La partita rappresentava per ambedue un allenamento congiunto in vista del decollo della stagione ufficiale. Dopo otto minuti la Caronnese rompe gli equilibri affondando la lama nella porta lodigiana grazie a Vitiello che conferma la sua buona propensione realizzativa su invito di Musazzi.

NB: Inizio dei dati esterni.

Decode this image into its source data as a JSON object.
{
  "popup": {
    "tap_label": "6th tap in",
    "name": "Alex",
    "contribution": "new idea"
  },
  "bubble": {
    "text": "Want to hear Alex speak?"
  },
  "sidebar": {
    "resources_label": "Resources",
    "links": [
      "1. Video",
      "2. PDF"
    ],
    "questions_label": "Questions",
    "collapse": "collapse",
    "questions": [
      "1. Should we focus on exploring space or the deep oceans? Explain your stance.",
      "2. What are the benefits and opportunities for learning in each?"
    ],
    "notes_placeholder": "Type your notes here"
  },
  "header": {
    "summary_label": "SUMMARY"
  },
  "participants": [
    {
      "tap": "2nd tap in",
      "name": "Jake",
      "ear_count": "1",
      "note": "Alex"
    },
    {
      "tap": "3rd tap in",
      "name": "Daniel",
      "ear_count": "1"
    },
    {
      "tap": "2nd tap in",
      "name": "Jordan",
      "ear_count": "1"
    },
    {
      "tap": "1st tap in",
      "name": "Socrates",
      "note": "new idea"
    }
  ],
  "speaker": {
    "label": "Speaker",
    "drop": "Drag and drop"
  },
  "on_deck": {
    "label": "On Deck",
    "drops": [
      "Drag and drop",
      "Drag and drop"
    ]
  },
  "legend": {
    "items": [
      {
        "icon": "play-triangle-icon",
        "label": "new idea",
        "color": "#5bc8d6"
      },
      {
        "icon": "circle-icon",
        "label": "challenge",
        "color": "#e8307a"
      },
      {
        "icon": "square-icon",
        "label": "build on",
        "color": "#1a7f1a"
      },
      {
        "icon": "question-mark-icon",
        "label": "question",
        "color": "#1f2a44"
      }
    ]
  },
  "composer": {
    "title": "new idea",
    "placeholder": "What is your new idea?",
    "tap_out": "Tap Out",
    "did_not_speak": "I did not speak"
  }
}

I lodigiani dell’ex Roberto Gatti, però, non se la danno per inteso e, per fallo  di Galletti, su Sylla, pervengono al pareggio grazie a un penalty di Vitali al 25’.

I lodigiani ci prendono gusto, al 35’ Vitali decide di cambiare il suo ruolo nel copione trasformandosi in rifinitore, Marzeglia lo ringrazia e mette la sfera alle spalle di Ansaldi.  

Nella ripresa la Caronnese scatena il suo pezzo d’argenteria pregiato ovvero l’inossidabile capitan Corno che all’8’ ribadisce in rete una corta respinta di Colnaghi su precedente incornata di Vitiello e al 37’ realizza il definitivo 3-2 rossoblù  con un calcio di rigore concesso per fallo di  Vitalone su Vincenzi.

Una Caronnese volitiva e sicura dei suoi mezzi, quindi, che attende la stagione ufficiale con il piglio della squadra vogliosa di ben fare.

Del resto i rossoblù sono da parecchi campionati avvezzi ai quartieri alti e rappresentano ormai saldamente una delle senatrici della categoria. 

 “Paradossalmente –  ha spiegato il tecnico rossoblù Manuel Scalise –  abbiamo fatto meglio nelle altre due uscite, per i giovani sono contento , la loro crescita è la motivazione per gli allenamenti settimanali; contro il Sant’Angelo abbiamo fatto delle ottime cose, siamo partiti molto bene contro una squadra forte che con il campionato di Eccellenza per me ha poco a che fare,   dopo venticinque minuti dovevamo tenere di più il possesso palla, in vantaggio siamo stati troppo leziosi, abbiamo regalato qualche palla poi ci siamo riscattati, vincere ci fa bene, a me piace lavorare poi tantissimo con i giovani”.